The journey has been filled with twists and turns for the trio and they’ve faced more than their fair share of surprises, including the fact that they would assume the mantle as the first black-owned brewery in Pennsylvania.
That was a big revelation for the men, who were once accused of appropriating white culture when seeking help from fellow brewers on internet forums. They were insulted, but undaunted and ultimately proud to assume the role of introducing a new demographic to the craft beer realm.
According to a Yankelovich Monitor Survey done in 2016, only 12 percent of the African-American population reported drinking craft beer. The good news for brewers like Harris and friends is that it represented a jump from 2 percent in 2015, a trend that bodes well for the men, who hope to capitalize on that upward trajectory.
“Our style will attempt to ease people in. If you can open your palate to what we have, then the floodgates might open,” said White, adding that the craft brewers he’s met in person have been extremely supportive and have welcomed them with open arms.
White said he’s been impressed with the sharing spirit in the local craft-beer community, citing a collaboration with Harrisburg-based brewer ZeroDay. The two businesses joined forces to create a beer called It’s A Poppin. The beer debuted at a screening of the documentary called “Poured in Pa.,” in which the Harris Family Brewery is mentioned.

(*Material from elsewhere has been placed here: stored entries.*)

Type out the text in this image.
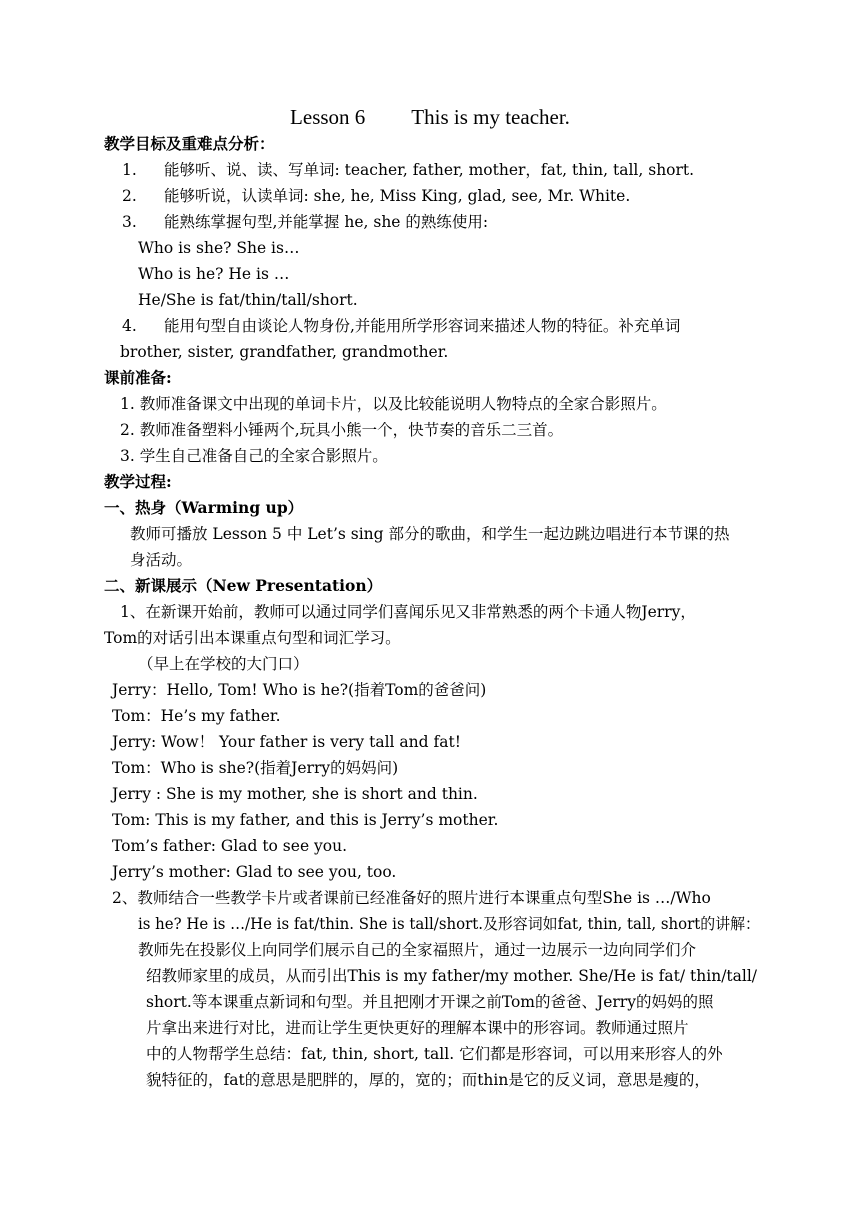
Lesson 6 This is my teacher.
教学目标及重难点分析：
1. 能够听、说、读、写单词: teacher, father, mother，fat, thin, tall, short.
2. 能够听说，认读单词: she, he, Miss King, glad, see, Mr. White.
3. 能熟练掌握句型,并能掌握 he, she 的熟练使用:
Who is she? She is…
Who is he? He is …
He/She is fat/thin/tall/short.
4. 能用句型自由谈论人物身份,并能用所学形容词来描述人物的特征。补充单词
brother, sister, grandfather, grandmother.
课前准备:
1. 教师准备课文中出现的单词卡片，以及比较能说明人物特点的全家合影照片。
2. 教师准备塑料小锤两个,玩具小熊一个，快节奏的音乐二三首。
3. 学生自己准备自己的全家合影照片。
教学过程:
一、热身（Warming up）
教师可播放 Lesson 5 中 Let’s sing 部分的歌曲，和学生一起边跳边唱进行本节课的热
身活动。
二、新课展示（New Presentation）
1、在新课开始前，教师可以通过同学们喜闻乐见又非常熟悉的两个卡通人物Jerry，
Tom的对话引出本课重点句型和词汇学习。
（早上在学校的大门口）
Jerry：Hello, Tom! Who is he?(指着Tom的爸爸问)
Tom：He’s my father.
Jerry: Wow！ Your father is very tall and fat!
Tom：Who is she?(指着Jerry的妈妈问)
Jerry : She is my mother, she is short and thin.
Tom: This is my father, and this is Jerry’s mother.
Tom’s father: Glad to see you.
Jerry’s mother: Glad to see you, too.
2、教师结合一些教学卡片或者课前已经准备好的照片进行本课重点句型She is …/Who
is he? He is …/He is fat/thin. She is tall/short.及形容词如fat, thin, tall, short的讲解：
教师先在投影仪上向同学们展示自己的全家福照片，通过一边展示一边向同学们介
绍教师家里的成员，从而引出This is my father/my mother. She/He is fat/ thin/tall/
short.等本课重点新词和句型。并且把刚才开课之前Tom的爸爸、Jerry的妈妈的照
片拿出来进行对比，进而让学生更快更好的理解本课中的形容词。教师通过照片
中的人物帮学生总结：fat, thin, short, tall. 它们都是形容词，可以用来形容人的外
貌特征的，fat的意思是肥胖的，厚的，宽的；而thin是它的反义词，意思是瘦的，
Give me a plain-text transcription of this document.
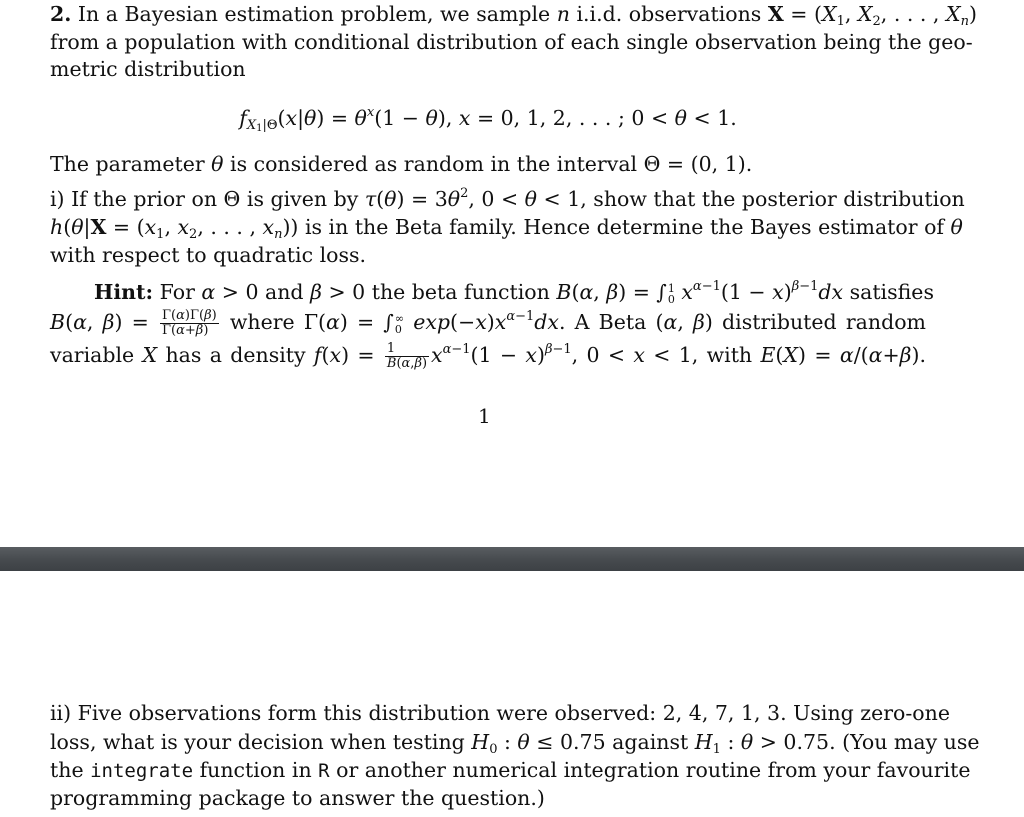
2. In a Bayesian estimation problem, we sample n i.i.d. observations $X = (X_1$, $X_2$, . . . , $X_n$)
from a population with conditional distribution of each single observation being the geo-
metric distribution
$f_{X_1|\Theta}(x|\theta) = \theta^x(1 - \theta)$, x = 0, 1, 2, . . . ; 0 < θ < 1.
The parameter θ is considered as random in the interval Θ = (0, 1).
i) If the prior on Θ is given by $\tau(\theta) = 3\theta^2$, 0 < θ < 1, show that the posterior distribution
$h(\theta|X = (x_1$, $x_2$, . . . , $x_n$)) is in the Beta family. Hence determine the Bayes estimator of θ
with respect to quadratic loss.
Hint: For α > 0 and β > 0 the beta function B(α, β) = ∫1
0 $x^{\alpha-1}(1 - x)^{\beta-1}dx$ satisfies
B(α, $\beta) = \frac{\Gamma(\alpha)\Gamma(\beta)}{\Gamma(\alpha+\beta)}$ where Γ(α) = ∫∞
0 $\exp(-x)x^{\alpha-1}dx$. A Beta (α, β) distributed random
variable X has a density $f(x) = \frac{1}{B(\alpha,\beta)} x^{\alpha-1}(1 - x)^{\beta-1}$, 0 < x < 1, with E(X) = α/(α+β).
1
ii) Five observations form this distribution were observed: 2, 4, 7, 1, 3. Using zero-one
loss, what is your decision when testing $H_0$ : θ ≤ 0.75 against $H_1$ : θ > 0.75. (You may use
the integrate function in R or another numerical integration routine from your favourite
programming package to answer the question.)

When Harris and his friends decided to start an urban brewing business, they had their eye on the Derry Street area, but were stopped dead in their tracks by rent that clocked in at about $3,000 a month.
Fortunately, a friend of White’s stepped up and offered them a second-floor space at 13th and Market streets and proceeded to give the men wide berth to tailor the space to their particular needs.
“That was a game-changer,” said White.
Because they are self-funded, the trio is taking on the task of renovations—a tall order since all three are working full time. “Sleep, what’s that?” asks White, with a chuckle. “I’m glad we can all swing a hammer,” he adds.
In the meantime, there are bureaucratic requirements that need tending to, from applying for approval from the Alcohol and Tobacco Tax and Trade Bureau and Pennsylvania Liquor Control Board, which can take from six months to a year to come through, to applying for a variance. “It’s zoned commercial and needs to be industrial,” said White.
Coming up with the money for additional unforeseen costs, like $10,000 for a required set of blueprints and $2,000 for a sprinkler system, are additional challenges the group is facing at the moment.
They’ve explored borrowing money for some of the bigger expenditures, but discovered that the interest rates were too high. The men have a laugh as they briefly indulge in the dream of an angel investor, or two, stepping forward. But for now, they are determined to forge ahead alone.
A pared-down approach
The partners realize just how far they’ve come in manifesting their dream, but understand the importance of being flexible and tweaking the recipe as Harris did at the onset.
“We plan on starting small and growing fast,” said White, adding that there is a dearth of breweries in the area where they will be located, so competition and saturation aren’t issues at this point. Current plans are to open a nanobrewery with a three-barrel system sometime in 2019.
“It’s as small as you can be while being profitable and that will enable me to brew everyday” said Harris.
In the meantime, they’ve joined the Brewers of Pennsylvania to learn all they can about the business, while maintaining a strong social media presence to keep those who are rooting for them in the loop on their continued progress.